Second, the input resolution was standardized to 512 × 512 pixels due to computational constraints. While sufficient for capturing major structural changes, higher resolutions might be necessary to detect finer details of mild COPD, such as early vascular pruning. Future research should explore high-resolution training strategies or multi-scale architecture.
Third, our “Severe” class merges GOLD stages 3 and 4. While this simplification is clinically practical for identifying patients requiring urgent intervention, a more granular classification aligning strictly with all four GOLD stages would be beneficial for precise disease staging.
Finally, as shown in
Table 2, significant demographic differences were observed between classes, with the Severe COPD group being older and predominantly male compared to the Non COPD group. This raises the concern that the model might rely on demographic shortcuts (e.g., predicting age or bone density) rather than pathological features. However, our qualitative analysis using saliency maps (
Figure 6) demonstrates that the model’s attention is consistently focused on lung parenchymal structures and airway markers rather than irrelevant features like bone structure or soft tissue. This suggests that while demographic biases exist in the dataset, the proposed Slot Attention mechanism successfully drives the model to learn disease-specific radiographic patterns. Future work could explicitly integrate tabular data (age, sex, smoking history) into the model to further enhance predictive accuracy and mitigate potential confounding factors.
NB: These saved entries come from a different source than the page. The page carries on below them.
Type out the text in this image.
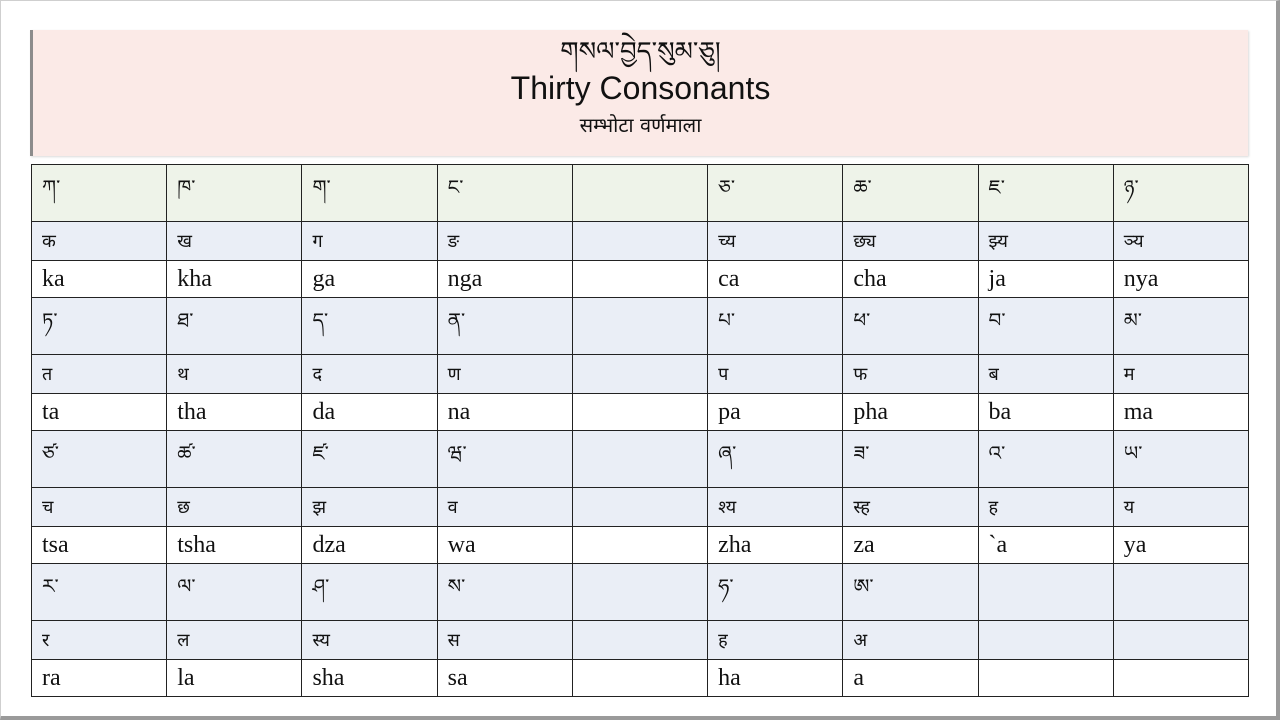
གསལ་བྱེད་སུམ་ཅུ།
Thirty Consonants
सम्भोटा वर्णमाला
ཀ་	ཁ་	ག་	ང་		ཅ་	ཆ་	ཇ་	ཉ་
क	ख	ग	ङ		च्य	छ्य	झ्य	ञ्य
ka	kha	ga	nga		ca	cha	ja	nya
ཏ་	ཐ་	ད་	ན་		པ་	ཕ་	བ་	མ་
त	थ	द	ण		प	फ	ब	म
ta	tha	da	na		pa	pha	ba	ma
ཙ་	ཚ་	ཛ་	ཝ་		ཞ་	ཟ་	འ་	ཡ་
च	छ	झ	व		श्य	स्ह	ह	य
tsa	tsha	dza	wa		zha	za	`a	ya
ར་	ལ་	ཤ་	ས་		ཧ་	ཨ་		
र	ल	स्य	स		ह	अ		
ra	la	sha	sa		ha	a		
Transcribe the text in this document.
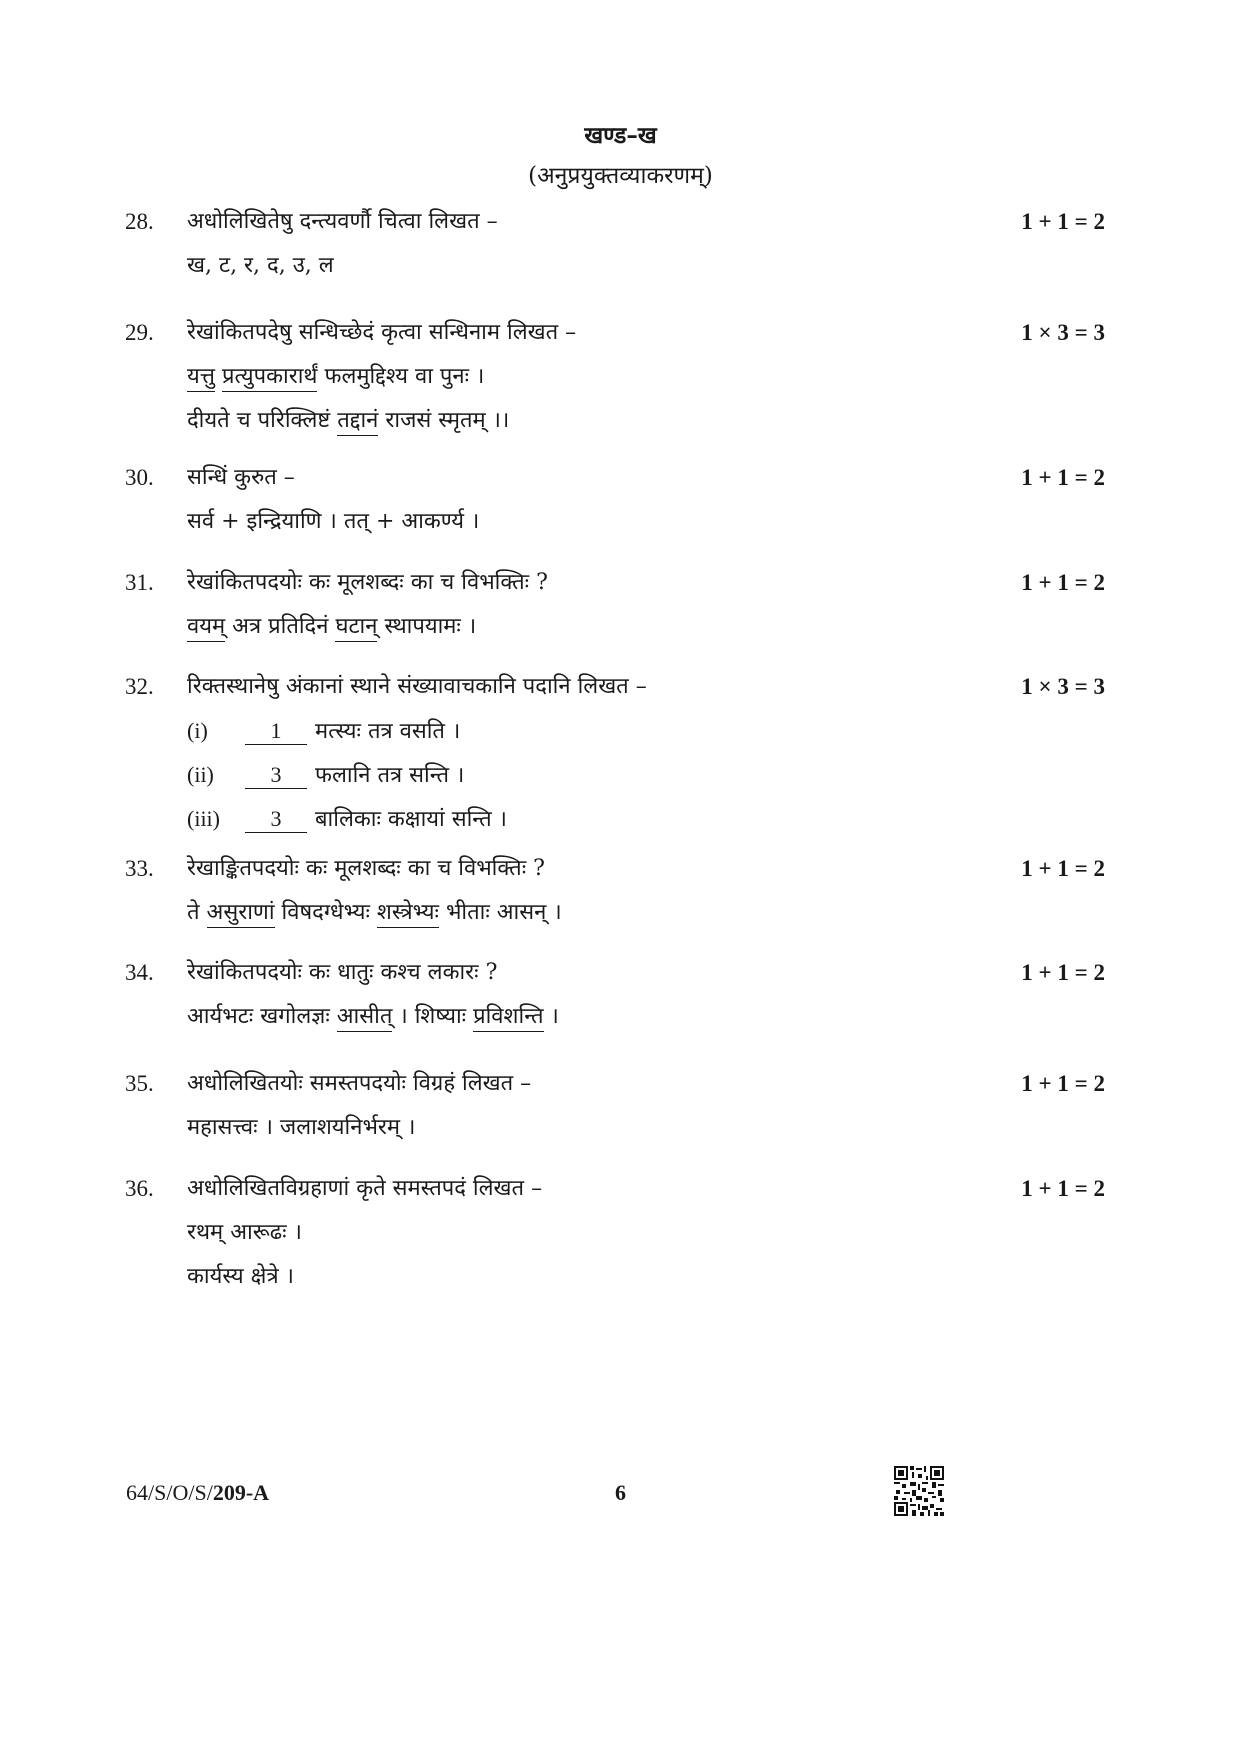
खण्ड–ख
(अनुप्रयुक्तव्याकरणम्)
28. अधोलिखितेषु दन्त्यवर्णौ चित्वा लिखत –	1 + 1 = 2
ख, ट, र, द, उ, ल
29. रेखांकितपदेषु सन्धिच्छेदं कृत्वा सन्धिनाम लिखत –	1 × 3 = 3
यत्तु प्रत्युपकारार्थं फलमुद्दिश्य वा पुनः ।
दीयते च परिक्लिष्टं तद्दानं राजसं स्मृतम् ।।
30. सन्धिं कुरुत –	1 + 1 = 2
सर्व + इन्द्रियाणि । तत् + आकर्ण्य ।
31. रेखांकितपदयोः कः मूलशब्दः का च विभक्तिः ?	1 + 1 = 2
वयम् अत्र प्रतिदिनं घटान् स्थापयामः ।
32. रिक्तस्थानेषु अंकानां स्थाने संख्यावाचकानि पदानि लिखत –	1 × 3 = 3
(i)	1 मत्स्यः तत्र वसति ।
(ii)	3 फलानि तत्र सन्ति ।
(iii) 3 बालिकाः कक्षायां सन्ति ।
33. रेखाङ्कितपदयोः कः मूलशब्दः का च विभक्तिः ?	1 + 1 = 2
ते असुराणां विषदग्धेभ्यः शस्त्रेभ्यः भीताः आसन् ।
34. रेखांकितपदयोः कः धातुः कश्च लकारः ?	1 + 1 = 2
आर्यभटः खगोलज्ञः आसीत् । शिष्याः प्रविशन्ति ।
35. अधोलिखितयोः समस्तपदयोः विग्रहं लिखत –	1 + 1 = 2
महासत्त्वः । जलाशयनिर्भरम् ।
36. अधोलिखितविग्रहाणां कृते समस्तपदं लिखत –	1 + 1 = 2
रथम् आरूढः ।
कार्यस्य क्षेत्रे ।
64/S/O/S/209-A	6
In conclusion, this study validates the potential of Slot Attention-enhanced deep learning for comprehensive COPD assessment from chest X-rays, offering a promising path toward accessible and interpretable AI-aided diagnosis.
7. Conclusions
This study presented a unified deep learning framework designed for the concurrent multi-task analysis of COPD from standard chest radiographs. By integrating a high-capacity ConvNeXt-Large backbone with a Slot Attention mechanism, the proposed architecture addressed the challenge of simultaneously learning discriminative features for discrete severity classification and continuous functional quantification.
Empirical evaluations on a clinical dataset demonstrated that the proposed model consistently outperformed established CNN baselines (ResNet, DenseNet, EfficientNet families) and Vision Transformer (ViT-L/16) across both tasks. The ablation study specifically highlighted the efficacy of the Slot Attention decoder in refining standard backbone features for multi-task learning. The 5-slot configuration proved optimal, achieving the highest test set performance with an Accuracy of 0.9253 for three-class severity stratification and an of 0.7897 for FEV1/FVC ratio estimation.
Furthermore, qualitative analysis using saliency maps suggested that the slot-based approach contributes to attention patterns that are more constrained to clinically relevant pulmonary structures, compared to baseline models. These findings suggest that incorporating explicit feature disentanglement mechanisms like Slot Attention can effectively enhance both the predictive performance and interpretability of deep learning models in complex medical imaging tasks. Future work may involve validating this approach on larger, multi-center cohorts to further confirm its generalizability in diverse clinical environments.